How does the death of Justice Scalia affect pending marijuana cases?

Bruce Kennedy ~ WeedWorthy ~

Scalia’s passing could bring a halt to the Supreme Court’s consideration of any major cannabis-related rulings, at least for now.

The death of Justice Antonin Scalia has sparked a new political controversy in an already super-charged election year, regarding who will fill his place on the U.S. Supreme Court and in what timeframe. Scalia’s death has also raises new questions about the federal government and its current prohibitions on marijuana.

Scalia is remembered as one of the more conservative justices in the Supreme Court’s modern history; but on occasion he was a supporter of a criminal defendant’s rights. That support includes at least one marijuana-related ruling before the high court: the 2001 case of Kyllo v. United States, where federal agents used thermal-imaging equipment to scan an Oregon residence for excessive heat from suspected indoor cannabis grows.

The 5-4 opinion in favor of Kyllo, the plaintiff, was delivered by Scalia; who called such government surveillance a “search” and “presumptively unreasonable without a warrant.”

Justice Scalia’s death has left the Supreme Court in a sort of legal limbo.

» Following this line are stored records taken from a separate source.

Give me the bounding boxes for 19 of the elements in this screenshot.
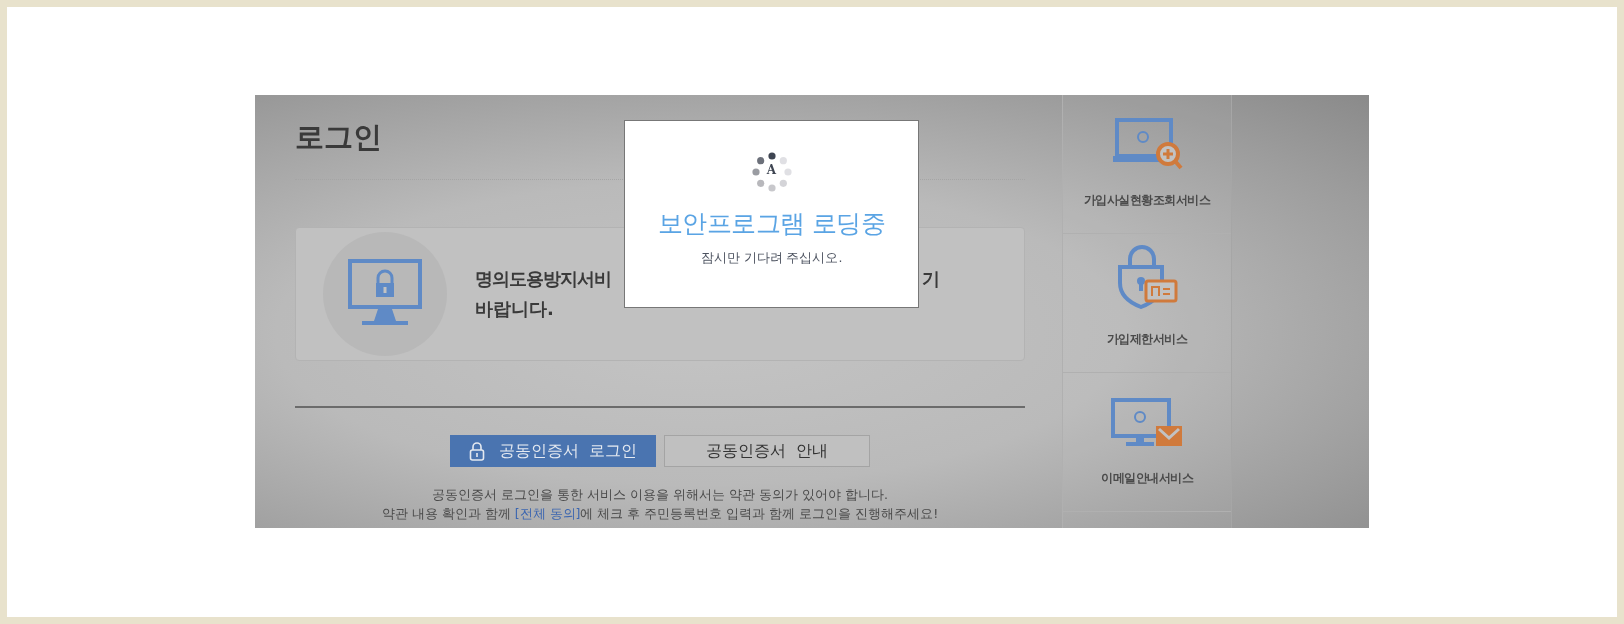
terms-text: 약관 내용 확인과 함께 [전체 동의]에 체크 후 주민등록번호 입력과 함께 로그인을 진행해주세요!	[380, 505, 940, 523]
certificate-guide-button[interactable]: 공동인증서 안내	[664, 435, 870, 467]
service-link[interactable]: 가입사실현황조회서비스	[1063, 95, 1231, 234]
shield-lock-card-icon	[1116, 245, 1178, 309]
monitor-envelope-icon	[1110, 398, 1184, 448]
page-title: 로그인	[295, 119, 383, 156]
notice-text: 명의도용방지서비	[475, 267, 611, 291]
loading-message: 잠시만 기다려 주십시오.	[700, 250, 843, 267]
loading-title: 보안프로그램 로딩중	[657, 208, 886, 240]
notice-text: 바랍니다.	[475, 297, 555, 321]
loading-spinner: A	[750, 151, 793, 193]
terms-text: 공동인증서 로그인을 통한 서비스 이용을 위해서는 약관 동의가 있어야 합니다.	[431, 486, 889, 504]
service-link[interactable]: 가입제한서비스	[1063, 234, 1231, 373]
certificate-login-button[interactable]: 공동인증서 로그인	[450, 435, 656, 467]
notice-text: 기	[922, 267, 939, 291]
lock-icon	[468, 441, 485, 461]
laptop-magnifier-icon	[1111, 118, 1183, 170]
agree-all-link[interactable]: [전체 동의]	[514, 506, 581, 521]
service-link[interactable]: 이메일안내서비스	[1063, 373, 1231, 512]
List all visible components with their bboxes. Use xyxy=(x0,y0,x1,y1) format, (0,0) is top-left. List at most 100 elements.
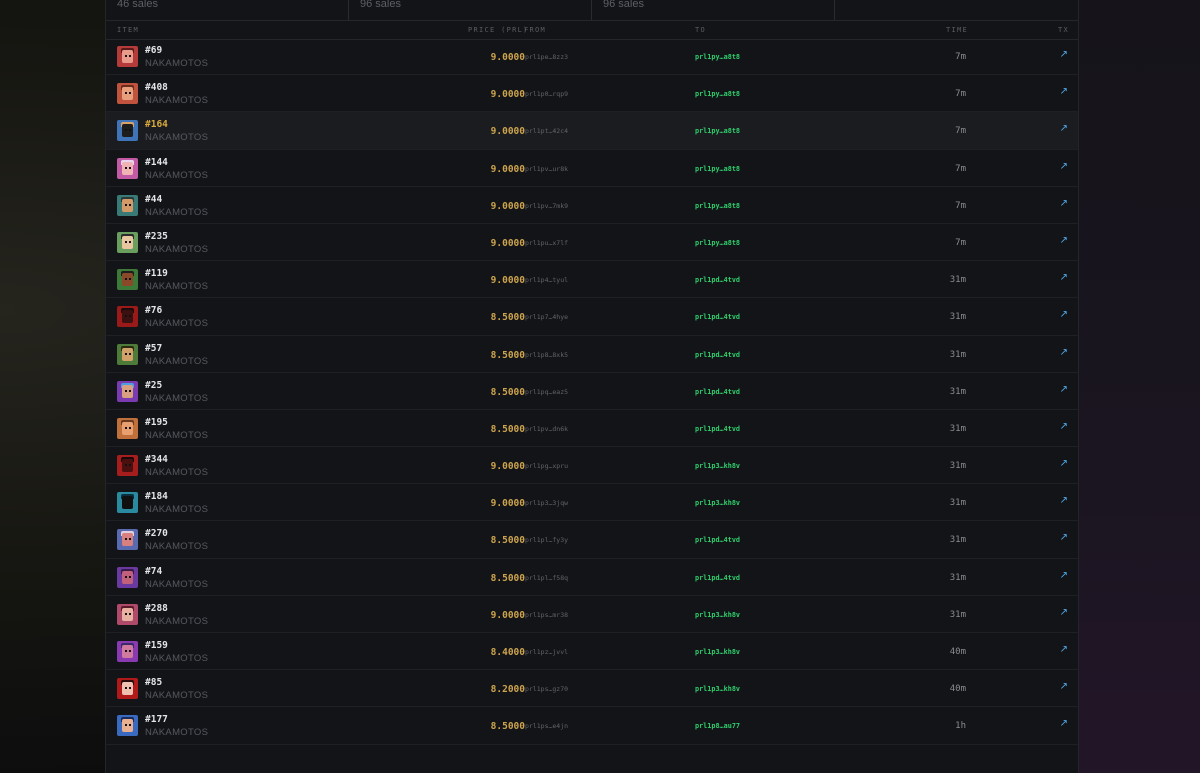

"The entire tenor of this term has now changed," Stephen Vladeck, a law professor at American University Washington College of Law, told CNN. "The court can try to go ahead, but on cases where they are split 4-4, their only options are to leave the lower court decision intact or to hold the case over until Justice Scalia's replacement is confirmed."

It has also created concerns regarding a major marijuana-related case currently being considered by the court: a lawsuit by Oklahoma and Nebraska against legalized cannabis in their neighbor, Colorado.

According to that lawsuit the state of Colorado, by legalizing marijuana for adults, has “created a dangerous gap in the federal drug control measures enacted by the United States Congress. Marijuana flows from this gap into neighboring states, undermining [their] own marijuana bans, draining their treasuries, and placing stress on their criminal justice systems.”

Given Justice Scalia’s passing, “there are definitely questions now about what happens next,” says Sam Kamin, Vicente Sederberg Professor of Marijuana Law and Policy at the University of Denver’s Strum College of Law.

The Supreme Court considered the Oklahoma/Nebraska case at their January and February conferences. However, “all of that is made more complicated by the fact that they only have eight justices now,” he tells WeedWorthy, “So I don’t know what they’re going to choose to do with it.”

Kamin also expects the Court to stay away from other marijuana legalization “test cases” this year. “I don’t think anything will get there in time,” he says, “but particularly now I think they’re not going to take a bunch of new cases; I think they’re just going to wait.”